Quoi qu’il en soit, ce délicieux habitant de l’eau salée jouissait déjà d’une haute réputation avant que l’Homme ait inventé le moyen de le confire. Épicharme en parle dans ses vers comme d’une des friandises servies à Hébé pour son déjeuner de mariage! (J. Franklin.)

La Sardine est un joli petit poisson qui a la tête pointue, les yeux gros et les opercules ciselés. Quand on le retire de la mer, son dos paraît bleu, diapré de teintes plus obscures; ses côtes sont argentines et moirées de vert brillant ou de bleu tendre. Mais il faut la voir, cette élégante nageuse, s’ébattre librement, par un beau soleil de juillet, dans la transparence d’une mer calme et limpide.
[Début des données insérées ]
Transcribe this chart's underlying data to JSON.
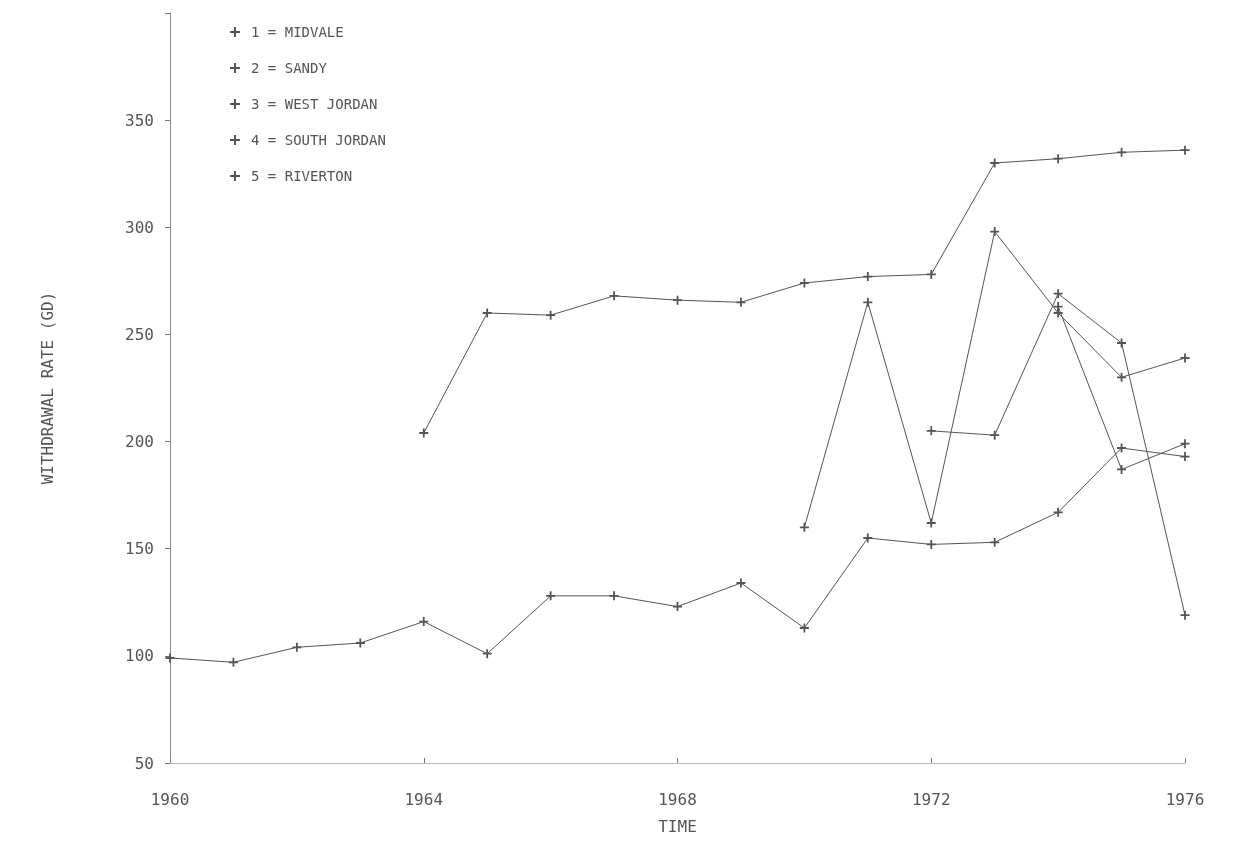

On est émerveillé de la grâce et de la perfection de ses formes, de la souplesse et de l’agilité de ses mouvements, de l’éclat et de la variété de ses couleurs. Son riche corsage de nacre semble refléter l’azur et l’émeraude.....

La fécondité de ce poisson paraît miraculeuse. C’est surtout aux Sardines, dit un auteur moderne, que semblent s’adresser les promesses de la Bible: «Je multiplierai ta race, qui deviendra aussi nombreuse que les grains de sable de la mer et que les étoiles du firmament.» Si la bénédiction se mesure à la fécondité, comme le croyaient les Israélites, ces poissons doivent être spécialement bénis entre tous les animaux.....

Les Sardines habitent l’océan Atlantique boréal, la Baltique et la Méditerranée. Elles se trouvent dans la profondeur des baies, à l’abri des rivages. Elles aiment le remous des courants et les endroits où la mer est peu agitée.

Comme les Harengs, les Sardines se rassemblent par colonnes compactes, souvent très-longues et très-larges.

Leurs légions émaillées arrivent en Bretagne vers le mois de mai. Leur présence est indiquée par les bouillonnements de la surface de la mer et par la teinte de l’eau, tantôt bleuâtre, tantôt blanchâtre, ces animaux présentant alternativement au soleil leur dos d’azur ou leur ventre d’argent.

Ces brillants poissons arrivent au printemps dans la Méditerranée. Ils en sortent avant l’hiver (S. Berthelot).